Frits houdt zich binnen de vakbond Patrimonium met een volgende sociale kwestie bezig: de bescherming van kinderen tot 12 jaar tegen overmatige arbeid en verwaarlozing. De liberaal Van Houten was in de Staten-Generaal met een wettelijk verbod gecombineerd met leerplicht gekomen. Tussen de mannenbroeders ontstaat een heftig geschil over de vraag of dit tot de zorg van het gezinshoofd behoort. Met overgrote meerderheid biedt een Motie-Von Meijenfeldt de uitweg: «Patrimonium protesteert tegen de indiening van de wet op den kinderarbeid, en vraagt daarentegen, tegen het misdadig exploiteren van kinderen, wat de arbeid betreft, voorziening in het strafwetboek».
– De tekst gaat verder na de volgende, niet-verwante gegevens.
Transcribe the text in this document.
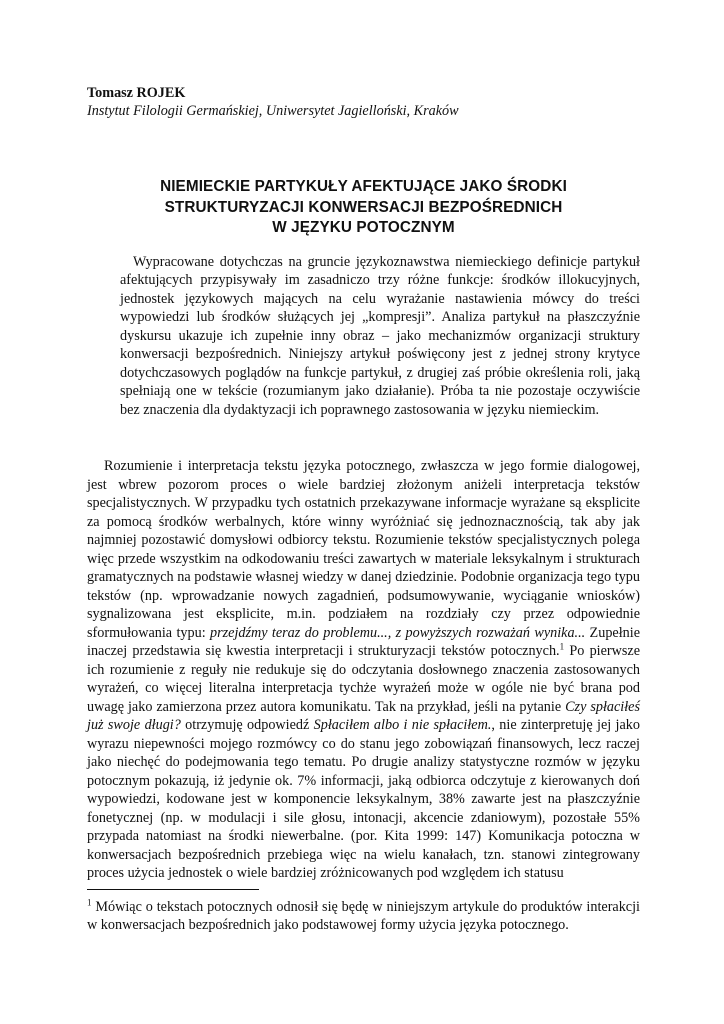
Tomasz ROJEK
Instytut Filologii Germańskiej, Uniwersytet Jagielloński, Kraków
NIEMIECKIE PARTYKUŁY AFEKTUJĄCE JAKO ŚRODKI
STRUKTURYZACJI KONWERSACJI BEZPOŚREDNICH
W JĘZYKU POTOCZNYM
Wypracowane dotychczas na gruncie językoznawstwa niemieckiego definicje partykuł afektujących przypisywały im zasadniczo trzy różne funkcje: środków illokucyjnych, jednostek językowych mających na celu wyrażanie nastawienia mówcy do treści wypowiedzi lub środków służących jej „kompresji”. Analiza partykuł na płaszczyźnie dyskursu ukazuje ich zupełnie inny obraz – jako mechanizmów organizacji struktury konwersacji bezpośrednich. Niniejszy artykuł poświęcony jest z jednej strony krytyce dotychczasowych poglądów na funkcje partykuł, z drugiej zaś próbie określenia roli, jaką spełniają one w tekście (rozumianym jako działanie). Próba ta nie pozostaje oczywiście bez znaczenia dla dydaktyzacji ich poprawnego zastosowania w języku niemieckim.
Rozumienie i interpretacja tekstu języka potocznego, zwłaszcza w jego formie dialogowej, jest wbrew pozorom proces o wiele bardziej złożonym aniżeli interpretacja tekstów specjalistycznych. W przypadku tych ostatnich przekazywane informacje wyrażane są eksplicite za pomocą środków werbalnych, które winny wyróżniać się jednoznacznością, tak aby jak najmniej pozostawić domysłowi odbiorcy tekstu. Rozumienie tekstów specjalistycznych polega więc przede wszystkim na odkodowaniu treści zawartych w materiale leksykalnym i strukturach gramatycznych na podstawie własnej wiedzy w danej dziedzinie. Podobnie organizacja tego typu tekstów (np. wprowadzanie nowych zagadnień, podsumowywanie, wyciąganie wniosków) sygnalizowana jest eksplicite, m.in. podziałem na rozdziały czy przez odpowiednie sformułowania typu: przejdźmy teraz do problemu..., z powyższych rozważań wynika... Zupełnie inaczej przedstawia się kwestia interpretacji i strukturyzacji tekstów potocznych.$^1$ Po pierwsze ich rozumienie z reguły nie redukuje się do odczytania dosłownego znaczenia zastosowanych wyrażeń, co więcej literalna interpretacja tychże wyrażeń może w ogóle nie być brana pod uwagę jako zamierzona przez autora komunikatu. Tak na przykład, jeśli na pytanie Czy spłaciłeś już swoje długi? otrzymuję odpowiedź Spłaciłem albo i nie spłaciłem., nie zinterpretuję jej jako wyrazu niepewności mojego rozmówcy co do stanu jego zobowiązań finansowych, lecz raczej jako niechęć do podejmowania tego tematu. Po drugie analizy statystyczne rozmów w języku potocznym pokazują, iż jedynie ok. 7% informacji, jaką odbiorca odczytuje z kierowanych doń wypowiedzi, kodowane jest w komponencie leksykalnym, 38% zawarte jest na płaszczyźnie fonetycznej (np. w modulacji i sile głosu, intonacji, akcencie zdaniowym), pozostałe 55% przypada natomiast na środki niewerbalne. (por. Kita 1999: 147) Komunikacja potoczna w konwersacjach bezpośrednich przebiega więc na wielu kanałach, tzn. stanowi zintegrowany proces użycia jednostek o wiele bardziej zróżnicowanych pod względem ich statusu
$^1$ Mówiąc o tekstach potocznych odnosił się będę w niniejszym artykule do produktów interakcji w konwersacjach bezpośrednich jako podstawowej formy użycia języka potocznego.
Carl Frederik is nog niet zo land diaken als zijn zwager Jan van der Tas, maar wel voldoende om actief te zijn bij het opzetten van een Centrale Diaconale Conferentie naar analogie van de Doleantie. Hij neemt in 1887 zitting in het comité van voorbereiding. Op 23 februari 1888 is in de eigen kerk aan de Keizersgracht de eerste landelijke conferentie met 51 afgevaardigden. Gesproken wordt over het gelijktrekken van de manier van bedelen, werkverschaffing, zorg voor weduwen en wezen, voor ouden van dagen en gebrekkigen. De volgende nationale conferenties vinden plaats in Kampen, Rotterdam, Arnhem en Amersfoort. Vanaf het begin is hij secretaris, penningmeester en lid van het Uitvoerend Comité, dat meestal in Utrecht vergadert. Hij neemt deel in hoop dat “de in den Naam des Drieëenigen Gods ondernomen arbeid rijke vrucht mocht opleveren voor de armen en ellendigen”.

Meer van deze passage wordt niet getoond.